Leading the way in innovative mentorship

Innovation is on the curriculum at UNC. And with the Adams Apprenticeship, Carolina’s highest potential student leaders are receiving entrepreneurship mentoring and connections to a powerful network.

Designed to accelerate the entrepreneurial careers of some of UNC’s top students, the Adams Apprenticeship, a program of the UNC Kenan-Flagler Business School’s Center for Entrepreneurial Studies, enrolls undergraduate juniors and first-year graduate students from across the University for a 12-month program. The comprehensive program results in a life-long network of students and successful UNC alumni and friends – comprised of 280 leaders in 2018 —that shapes, supports and speeds the transition to entrepreneurial careers with successful outcomes.

Mary Margaret Milley (MBA ’19)—a member of the 2018 Adams Apprentice cohort—has launched Viyb, a company designed to make finding mental health care more accessible. UNC’s focus on entrepreneurship is one of the reasons she chose UNC Kenan-Flagler for graduate school.

“The network the Adams Apprenticeship offers is unique,” says Milley. “I am really impressed with everyone’s commitment to making Chapel Hill a ground zero for entrepreneurs to grow. The mentors are a network of people really committed to upholding Tar Heel culture and helping students succeed,” she says.
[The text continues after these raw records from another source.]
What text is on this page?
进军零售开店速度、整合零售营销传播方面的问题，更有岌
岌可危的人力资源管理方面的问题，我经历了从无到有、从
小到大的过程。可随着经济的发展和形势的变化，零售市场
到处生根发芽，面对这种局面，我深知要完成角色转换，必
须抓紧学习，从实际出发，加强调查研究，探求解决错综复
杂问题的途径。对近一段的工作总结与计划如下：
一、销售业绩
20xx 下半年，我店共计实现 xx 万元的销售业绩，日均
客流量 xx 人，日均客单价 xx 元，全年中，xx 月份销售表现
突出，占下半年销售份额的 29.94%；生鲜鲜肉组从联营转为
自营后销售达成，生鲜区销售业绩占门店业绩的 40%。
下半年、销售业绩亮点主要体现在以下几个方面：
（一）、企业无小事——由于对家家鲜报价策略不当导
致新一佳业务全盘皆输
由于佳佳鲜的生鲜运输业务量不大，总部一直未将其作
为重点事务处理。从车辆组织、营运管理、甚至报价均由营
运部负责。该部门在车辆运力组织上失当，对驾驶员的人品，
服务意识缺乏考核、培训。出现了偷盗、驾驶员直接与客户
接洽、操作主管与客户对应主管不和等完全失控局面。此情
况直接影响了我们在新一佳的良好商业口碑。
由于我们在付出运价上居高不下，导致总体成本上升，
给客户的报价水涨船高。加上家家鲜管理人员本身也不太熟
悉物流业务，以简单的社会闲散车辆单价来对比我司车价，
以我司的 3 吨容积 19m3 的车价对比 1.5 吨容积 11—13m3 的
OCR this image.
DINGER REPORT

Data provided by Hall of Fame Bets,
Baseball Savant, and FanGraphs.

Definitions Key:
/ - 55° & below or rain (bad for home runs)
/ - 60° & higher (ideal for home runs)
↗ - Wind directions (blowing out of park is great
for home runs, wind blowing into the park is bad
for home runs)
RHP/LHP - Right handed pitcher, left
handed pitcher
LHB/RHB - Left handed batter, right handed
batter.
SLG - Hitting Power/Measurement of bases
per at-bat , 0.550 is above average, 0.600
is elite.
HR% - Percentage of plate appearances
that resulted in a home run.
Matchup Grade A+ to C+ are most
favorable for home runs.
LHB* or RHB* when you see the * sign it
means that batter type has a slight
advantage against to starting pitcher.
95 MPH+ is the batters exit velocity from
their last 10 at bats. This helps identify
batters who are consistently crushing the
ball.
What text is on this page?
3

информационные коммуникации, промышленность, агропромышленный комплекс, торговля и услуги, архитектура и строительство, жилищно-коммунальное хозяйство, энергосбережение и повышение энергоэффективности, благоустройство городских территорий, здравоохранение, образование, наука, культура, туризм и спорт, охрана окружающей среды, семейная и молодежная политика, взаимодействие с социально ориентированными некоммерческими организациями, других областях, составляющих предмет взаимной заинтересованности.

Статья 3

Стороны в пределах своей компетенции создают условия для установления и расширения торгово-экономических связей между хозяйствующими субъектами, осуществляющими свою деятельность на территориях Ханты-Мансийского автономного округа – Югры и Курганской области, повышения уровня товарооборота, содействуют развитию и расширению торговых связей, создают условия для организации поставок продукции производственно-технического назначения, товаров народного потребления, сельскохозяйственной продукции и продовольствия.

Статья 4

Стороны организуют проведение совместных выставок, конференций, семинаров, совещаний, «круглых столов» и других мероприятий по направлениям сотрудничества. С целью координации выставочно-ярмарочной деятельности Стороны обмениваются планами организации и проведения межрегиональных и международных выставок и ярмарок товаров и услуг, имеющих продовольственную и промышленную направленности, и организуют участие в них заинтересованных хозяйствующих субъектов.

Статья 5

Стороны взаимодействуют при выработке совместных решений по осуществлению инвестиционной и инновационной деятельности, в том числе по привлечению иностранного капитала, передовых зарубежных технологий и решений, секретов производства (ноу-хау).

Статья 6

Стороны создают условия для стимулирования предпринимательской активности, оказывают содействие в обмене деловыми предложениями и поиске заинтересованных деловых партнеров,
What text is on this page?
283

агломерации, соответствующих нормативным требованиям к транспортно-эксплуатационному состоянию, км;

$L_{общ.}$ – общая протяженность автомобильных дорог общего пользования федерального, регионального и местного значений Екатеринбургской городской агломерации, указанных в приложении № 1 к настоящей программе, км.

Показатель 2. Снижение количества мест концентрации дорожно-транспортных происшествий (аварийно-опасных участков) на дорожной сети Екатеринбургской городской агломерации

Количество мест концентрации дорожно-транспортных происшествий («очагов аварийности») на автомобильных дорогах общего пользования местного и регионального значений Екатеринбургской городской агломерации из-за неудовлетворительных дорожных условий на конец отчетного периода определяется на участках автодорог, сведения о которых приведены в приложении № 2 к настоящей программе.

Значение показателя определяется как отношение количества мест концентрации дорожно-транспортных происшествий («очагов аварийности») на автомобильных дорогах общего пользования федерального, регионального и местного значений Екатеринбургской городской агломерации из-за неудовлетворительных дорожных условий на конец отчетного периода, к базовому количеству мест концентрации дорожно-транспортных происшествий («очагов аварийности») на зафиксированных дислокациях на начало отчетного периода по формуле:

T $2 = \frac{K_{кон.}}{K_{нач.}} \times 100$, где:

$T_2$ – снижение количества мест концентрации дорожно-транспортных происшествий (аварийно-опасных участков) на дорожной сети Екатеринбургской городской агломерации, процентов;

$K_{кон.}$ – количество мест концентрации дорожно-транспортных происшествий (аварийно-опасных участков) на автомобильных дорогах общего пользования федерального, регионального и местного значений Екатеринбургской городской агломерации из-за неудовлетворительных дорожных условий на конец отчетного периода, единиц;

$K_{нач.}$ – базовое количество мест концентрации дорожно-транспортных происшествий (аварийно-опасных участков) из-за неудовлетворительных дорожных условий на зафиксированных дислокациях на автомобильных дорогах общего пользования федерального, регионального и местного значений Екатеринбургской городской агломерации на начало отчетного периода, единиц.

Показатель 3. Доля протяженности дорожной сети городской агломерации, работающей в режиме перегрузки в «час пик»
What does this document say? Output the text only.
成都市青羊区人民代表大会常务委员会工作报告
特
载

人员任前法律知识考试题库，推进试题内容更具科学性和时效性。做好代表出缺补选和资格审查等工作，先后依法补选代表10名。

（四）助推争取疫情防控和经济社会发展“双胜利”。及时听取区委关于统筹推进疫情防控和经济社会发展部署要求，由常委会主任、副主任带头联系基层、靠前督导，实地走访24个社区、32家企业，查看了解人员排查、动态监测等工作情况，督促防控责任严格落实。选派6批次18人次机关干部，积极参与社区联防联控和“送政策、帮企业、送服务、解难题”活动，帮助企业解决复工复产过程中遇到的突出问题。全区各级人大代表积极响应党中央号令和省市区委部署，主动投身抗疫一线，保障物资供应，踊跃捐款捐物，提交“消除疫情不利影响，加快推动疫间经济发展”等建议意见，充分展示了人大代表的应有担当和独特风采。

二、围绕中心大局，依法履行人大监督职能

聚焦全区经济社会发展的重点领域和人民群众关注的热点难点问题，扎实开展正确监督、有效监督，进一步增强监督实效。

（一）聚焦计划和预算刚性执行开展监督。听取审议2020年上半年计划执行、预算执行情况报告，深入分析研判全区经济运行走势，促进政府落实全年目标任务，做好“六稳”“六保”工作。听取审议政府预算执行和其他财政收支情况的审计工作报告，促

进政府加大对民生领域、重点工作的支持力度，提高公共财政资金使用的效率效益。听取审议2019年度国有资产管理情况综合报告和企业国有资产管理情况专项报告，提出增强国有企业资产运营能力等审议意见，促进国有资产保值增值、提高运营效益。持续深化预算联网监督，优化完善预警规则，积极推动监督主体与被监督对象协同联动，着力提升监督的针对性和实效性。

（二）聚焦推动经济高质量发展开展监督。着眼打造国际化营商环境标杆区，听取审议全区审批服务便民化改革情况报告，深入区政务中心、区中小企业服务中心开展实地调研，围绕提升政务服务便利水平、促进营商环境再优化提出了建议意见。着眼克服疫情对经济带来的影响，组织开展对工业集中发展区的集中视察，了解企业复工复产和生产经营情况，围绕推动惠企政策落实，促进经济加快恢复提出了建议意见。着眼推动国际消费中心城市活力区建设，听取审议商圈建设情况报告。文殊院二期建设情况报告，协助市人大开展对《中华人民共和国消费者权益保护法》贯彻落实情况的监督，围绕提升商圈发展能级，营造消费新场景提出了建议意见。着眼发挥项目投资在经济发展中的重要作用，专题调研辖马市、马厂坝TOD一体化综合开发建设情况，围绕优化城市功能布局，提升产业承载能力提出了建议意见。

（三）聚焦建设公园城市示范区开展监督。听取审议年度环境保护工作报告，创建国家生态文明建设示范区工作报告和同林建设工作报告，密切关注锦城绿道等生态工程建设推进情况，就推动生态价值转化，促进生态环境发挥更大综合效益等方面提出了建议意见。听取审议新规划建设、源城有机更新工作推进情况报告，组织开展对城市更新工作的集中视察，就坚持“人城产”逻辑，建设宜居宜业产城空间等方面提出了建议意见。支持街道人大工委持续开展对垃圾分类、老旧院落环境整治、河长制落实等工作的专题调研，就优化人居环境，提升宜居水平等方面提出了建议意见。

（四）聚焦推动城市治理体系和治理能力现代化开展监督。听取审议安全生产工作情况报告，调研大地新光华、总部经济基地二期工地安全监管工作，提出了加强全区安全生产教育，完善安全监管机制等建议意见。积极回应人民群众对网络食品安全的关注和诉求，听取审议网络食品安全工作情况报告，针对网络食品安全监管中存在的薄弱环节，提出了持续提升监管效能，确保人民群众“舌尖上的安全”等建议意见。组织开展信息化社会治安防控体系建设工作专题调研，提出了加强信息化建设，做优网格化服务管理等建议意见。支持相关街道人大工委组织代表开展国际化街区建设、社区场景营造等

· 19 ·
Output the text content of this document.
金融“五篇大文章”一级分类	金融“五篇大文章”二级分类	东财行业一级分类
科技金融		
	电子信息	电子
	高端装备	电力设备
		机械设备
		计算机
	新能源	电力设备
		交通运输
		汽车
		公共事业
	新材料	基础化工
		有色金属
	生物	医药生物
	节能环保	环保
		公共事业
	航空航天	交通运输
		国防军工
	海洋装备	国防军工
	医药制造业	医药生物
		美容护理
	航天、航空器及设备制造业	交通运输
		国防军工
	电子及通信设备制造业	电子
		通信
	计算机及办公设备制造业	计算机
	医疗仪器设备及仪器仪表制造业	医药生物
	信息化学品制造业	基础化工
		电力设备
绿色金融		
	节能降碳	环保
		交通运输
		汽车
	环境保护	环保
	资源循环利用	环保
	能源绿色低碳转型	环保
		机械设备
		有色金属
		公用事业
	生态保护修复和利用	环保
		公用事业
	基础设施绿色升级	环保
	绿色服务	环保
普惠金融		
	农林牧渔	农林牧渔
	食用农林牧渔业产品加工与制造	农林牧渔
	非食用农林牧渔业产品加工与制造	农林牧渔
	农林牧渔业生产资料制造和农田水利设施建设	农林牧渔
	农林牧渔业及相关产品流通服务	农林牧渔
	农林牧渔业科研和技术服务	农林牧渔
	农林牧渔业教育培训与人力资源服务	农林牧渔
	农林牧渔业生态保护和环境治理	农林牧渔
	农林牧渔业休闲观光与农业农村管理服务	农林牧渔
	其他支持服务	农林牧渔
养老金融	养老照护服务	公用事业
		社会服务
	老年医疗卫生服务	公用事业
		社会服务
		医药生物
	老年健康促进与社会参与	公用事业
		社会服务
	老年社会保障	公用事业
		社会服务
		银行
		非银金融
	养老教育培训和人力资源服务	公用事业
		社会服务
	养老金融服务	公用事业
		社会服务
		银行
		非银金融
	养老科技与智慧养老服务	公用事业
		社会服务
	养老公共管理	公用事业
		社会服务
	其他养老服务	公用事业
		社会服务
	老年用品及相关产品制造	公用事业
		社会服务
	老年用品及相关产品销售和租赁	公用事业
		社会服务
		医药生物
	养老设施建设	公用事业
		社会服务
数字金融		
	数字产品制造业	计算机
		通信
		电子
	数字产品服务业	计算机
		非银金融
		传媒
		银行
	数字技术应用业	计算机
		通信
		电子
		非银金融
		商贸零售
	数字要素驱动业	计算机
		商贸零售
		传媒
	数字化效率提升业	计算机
Being exposed to students from other departments and with completely different backgrounds has already benefited her company. “Culturally, this is a very tight knit group,” she says. “This is going to be very useful going forward and in exploring entrepreneurship long term.”

The Adams Apprenticeship provides curricular and co-curricular leadership development training and the opportunity to travel to New York and San Francisco to learn about these key markets and further build the students’ networks. Apprentices attend two daylong conferences at UNC which feature inspiring talks and networking opportunities. In addition, students receive access to and mentorship from UNC’s most successful entrepreneurs.

That mentorship has been life changing for Alexandra Hehlen, who during her sophomore year at UNC founded “Coulture,” a fashion magazine that features diverse global perspectives and models of all sizes, shapes, gender identities, and races. A member of the Adams Apprenticeship 2017 cohort, Hehlen plans to work in New York City as an art director or creative director in the fashion industry after receiving her bachelor’s degree from UNC in May 2018.

One of her mentors is Dana McMahan, a professor in the UNC School of Media and Journalism professor). “She is my wonder woman, “says Hehlen.”Last year, she started helping me figure out what I wanted to do and saw something in me I didn’t see in myself yet.”

McMahan suggested that Hehlen think about art direction and made a connection for her with an agency in New York. Hehlen interned there last summer, working on campaigns for brands including Ralph Lauren and Tom Ford. “I never would have figured out this career direction without her,” says Hehlen.

One of her favorite parts of the Adams Apprenticeship is the people. “The board of advisors I have been fortunate to cultivate has helped me through bumps in the road, both with my venture and my future,” she says. “My fellow classmates and cohort have been essential in my time here at UNC; getting to spend time with people who are like-minded and similarly driven to change the world through entrepreneurship is such a blessing.” She expresses her appreciation for the passion of the Adams staff. “They treat the program as a startup and I value that an entrepreneurial focus permeates the entire organization,” she says.

Edgar Walker (BA ’16), a member of the 2016 Adams Apprenticeship, works on the analytics team for Bleacher Report in San Francisco. “The lessons I learned during the apprenticeship are very relevant and affect how I work day-to-day,” he says.

“What’s important is that this is one of the few programs invested in the students themselves rather than the outcome they can create,” says Walker. “That ladders up to the lofty and ambitious vision to create a world-class mentorship program, which it is well on its way to doing.”

Walker describes the Adams Apprenticeship as a lifelong program. “I’m involved in meeting with students as a recent grad who can be a bit of an advisor,” he says. “I’m looking forward to giving back and excited to see how this program continues to support me, my peers and future students and see the impact we make and the people we can lead moving forward.”